Bien qu'elle désirât ardemment être proche de Mlle Bai, elle était également parfaitement consciente du caractère absurde, aux yeux de ses proches et de ses amis, d'une telle amitié.
Elle pouvait se déguiser en homme et bavarder avec Mlle Bai, fréquenter les bordels avec le jeune maître Tang Yu et se mêler à d'autres jeunes hommes. Mais dans son cercle social d'origine, elle ne pouvait être que l'aînée de la famille Mu. Si elle s'égarait, ce ne serait pas seulement sa réputation personnelle qui serait ruinée.
Ignorant des paroles de Li Yining, Mu Xing dit simplement : « Il est très tard, allons dormir. »
Après avoir raccroché, elle s'est soudain sentie très fatiguée.
Adossé au canapé, Mu Xing toucha la poche de sa veste et en sortit un pétale blanc.
Si vous la portez à votre nez et la humez légèrement, outre le puissant parfum de gardénia, vous pourrez également percevoir une légère amertume.
Le parfum de la fleur d'oranger.
La vie est dure, mais que faire ? La vie monotone est insipide, et elle semble s'être habituée au parfum des fleurs d'oranger.

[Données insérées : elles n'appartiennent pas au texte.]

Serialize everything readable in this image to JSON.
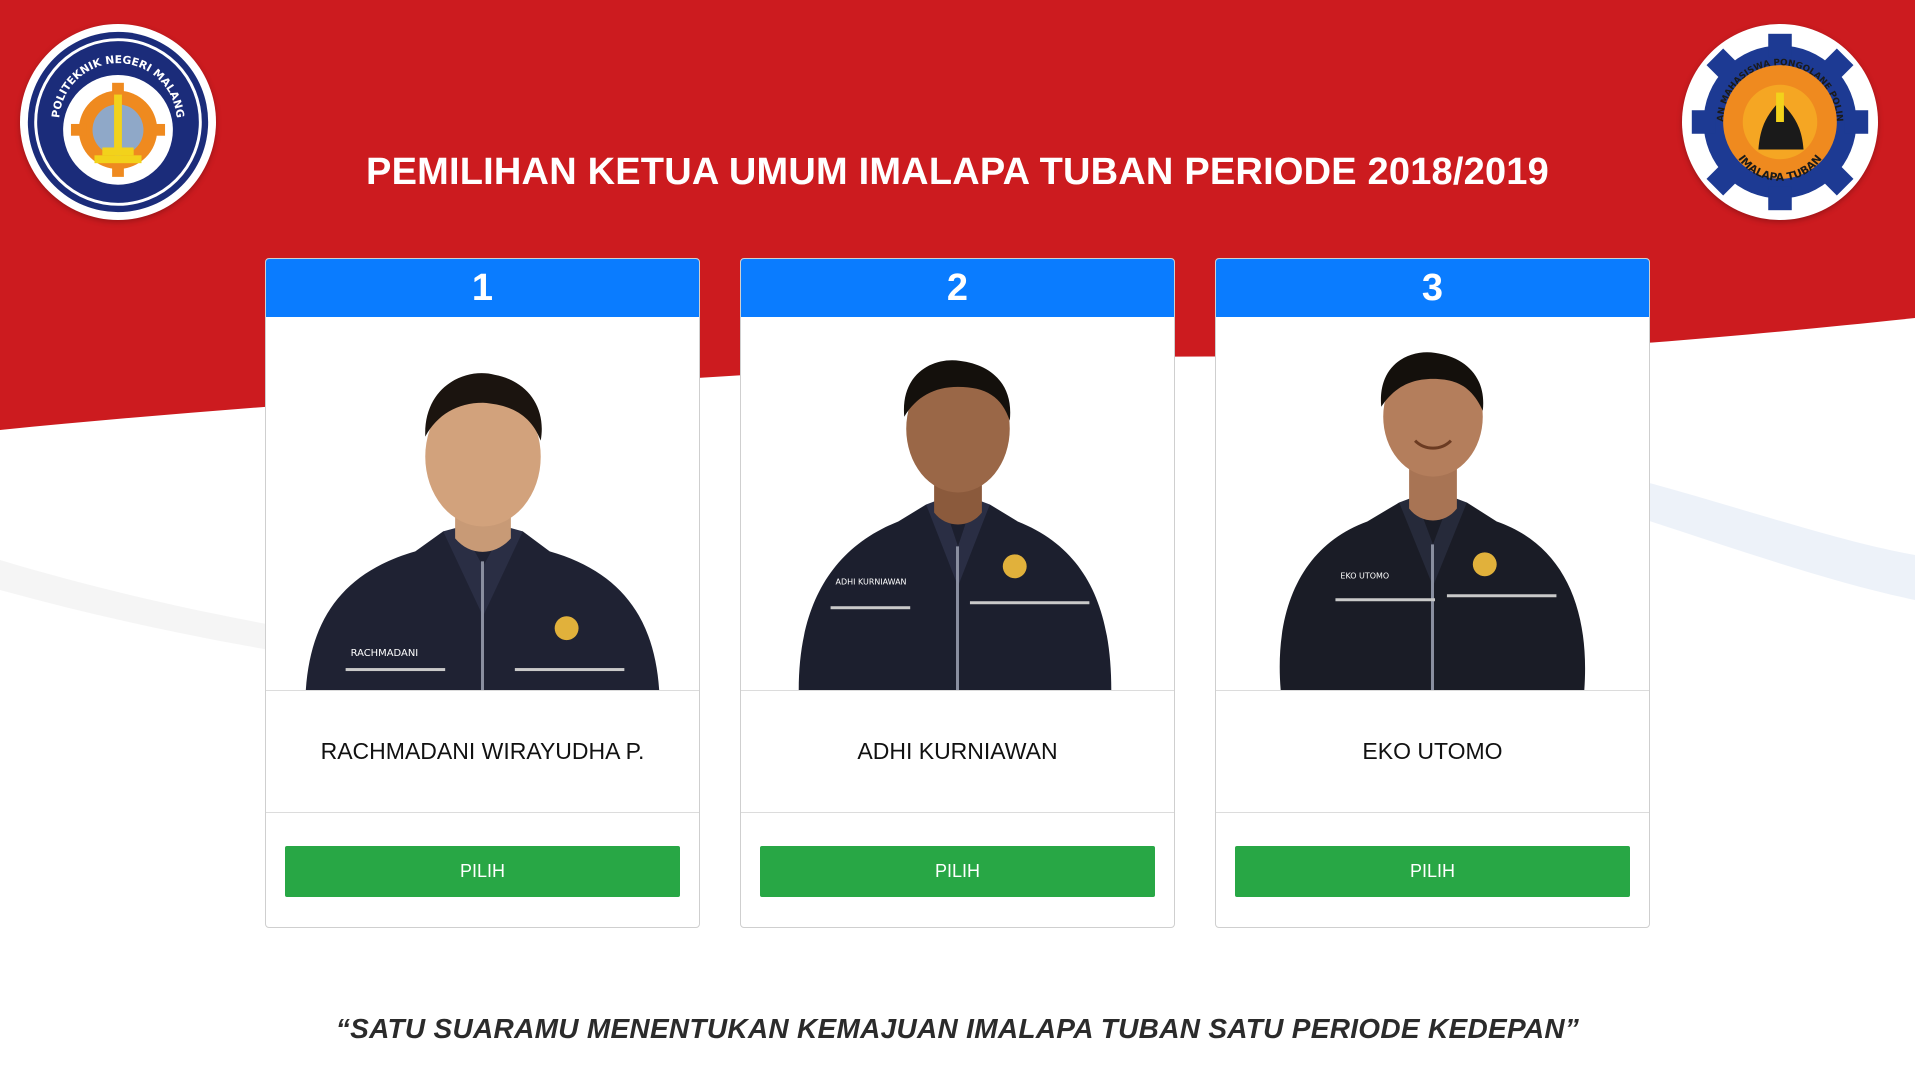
{
  "header": {
    "title": "PEMILIHAN KETUA UMUM IMALAPA TUBAN PERIODE 2018/2019",
    "logo_left_text": "POLITEKNIK NEGERI MALANG",
    "logo_right_text_top": "IKATAN MAHASISWA PONGOLANE POLINEMA",
    "logo_right_text_bottom": "IMALAPA TUBAN"
  },
  "candidates": [
    {
      "number": "1",
      "name": "RACHMADANI WIRAYUDHA P.",
      "jacket_label": "RACHMADANI",
      "button_label": "PILIH"
    },
    {
      "number": "2",
      "name": "ADHI KURNIAWAN",
      "jacket_label": "ADHI KURNIAWAN",
      "button_label": "PILIH"
    },
    {
      "number": "3",
      "name": "EKO UTOMO",
      "jacket_label": "EKO UTOMO",
      "button_label": "PILIH"
    }
  ],
  "footer": {
    "slogan": "“SATU SUARAMU MENENTUKAN KEMAJUAN IMALAPA TUBAN SATU PERIODE KEDEPAN”"
  },
  "colors": {
    "flag_red": "#cc1b1f",
    "card_header_blue": "#0a7cff",
    "button_green": "#28a745"
  }
}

Les jours suivants, Mu Xing se rendit quotidiennement à la clinique pour prodiguer des soins médicaux, puis accompagna Li Yining à divers endroits pour se divertir, ce qui pouvait être considéré comme une forme d'excuses et de compensation. Afin d'apaiser les deux familles, elle dut également organiser deux repas avec Song Youcheng.
Cela arrangeait bien Mu Xing, qui profita du repas pour poser de nombreuses questions à Song Youcheng sur « Xiao Heren ».

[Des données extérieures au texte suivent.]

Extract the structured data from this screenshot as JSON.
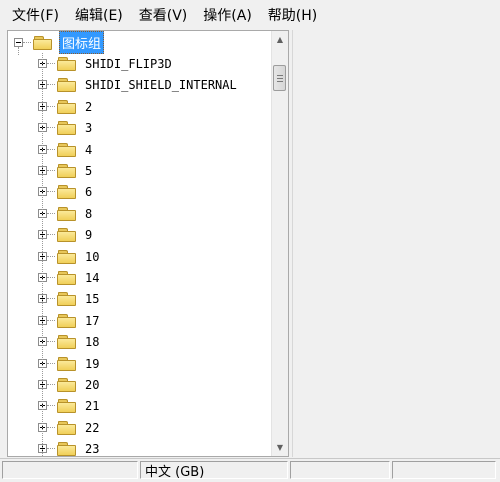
{
  "menu": {
    "items": [
      {
        "label": "文件(F)"
      },
      {
        "label": "编辑(E)"
      },
      {
        "label": "查看(V)"
      },
      {
        "label": "操作(A)"
      },
      {
        "label": "帮助(H)"
      }
    ]
  },
  "tree": {
    "root": {
      "label": "图标组",
      "expanded": true,
      "selected": true
    },
    "children": [
      {
        "label": "SHIDI_FLIP3D"
      },
      {
        "label": "SHIDI_SHIELD_INTERNAL"
      },
      {
        "label": "2"
      },
      {
        "label": "3"
      },
      {
        "label": "4"
      },
      {
        "label": "5"
      },
      {
        "label": "6"
      },
      {
        "label": "8"
      },
      {
        "label": "9"
      },
      {
        "label": "10"
      },
      {
        "label": "14"
      },
      {
        "label": "15"
      },
      {
        "label": "17"
      },
      {
        "label": "18"
      },
      {
        "label": "19"
      },
      {
        "label": "20"
      },
      {
        "label": "21"
      },
      {
        "label": "22"
      },
      {
        "label": "23"
      }
    ]
  },
  "scrollbar": {
    "up_arrow": "▲",
    "down_arrow": "▼"
  },
  "statusbar": {
    "cells": [
      {
        "text": ""
      },
      {
        "text": "中文 (GB)"
      },
      {
        "text": ""
      },
      {
        "text": ""
      }
    ]
  },
  "colors": {
    "selection": "#3399ff",
    "folder": "#f0cf58",
    "window": "#f0f0f0"
  }
}
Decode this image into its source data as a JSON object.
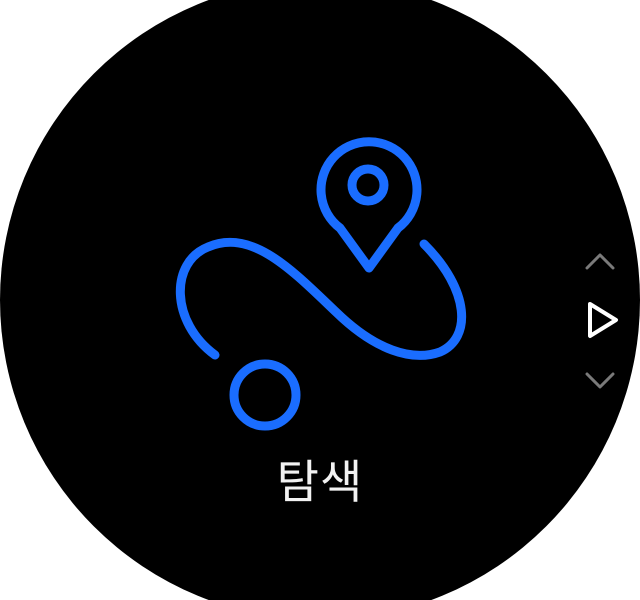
{
  "screen": {
    "menu_label": "탐색",
    "icon": "route-navigation-icon",
    "accent_color": "#1a6dff",
    "background_color": "#000000",
    "text_color": "#f2f2f2",
    "control_color": "#7a7a7a",
    "select_color": "#ffffff"
  },
  "controls": {
    "up": "chevron-up-icon",
    "select": "play-triangle-icon",
    "down": "chevron-down-icon"
  }
}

Lorsque le sujet de « Xiao Heren » a été abordé, Song Youcheng s'y est également intéressé.
« J'ai entendu dire qu'il s'agissait d'une dame qui n'avait commencé à soumettre ses écrits qu'il y a 30 ans. Sa première nouvelle a été soumise à la revue « New Fiction »*. On raconte que le jour où le manuscrit a été reçu, le rédacteur en chef de « New Fiction » a été tellement surpris qu'il s'est levé d'un bond et s'est exclamé qu'il avait trouvé un trésor. »
Voyant que Mu Xing était très intéressée, Song Youcheng s'abonna à plusieurs magazines auxquels Xiao Heren publiait régulièrement des articles. Il demanda également à quelqu'un de retrouver d'anciens numéros et de les faire parvenir à la résidence de Mu. Il trouva même l'adresse où les magazines envoyaient le paiement de Xiao Heren pour ses articles.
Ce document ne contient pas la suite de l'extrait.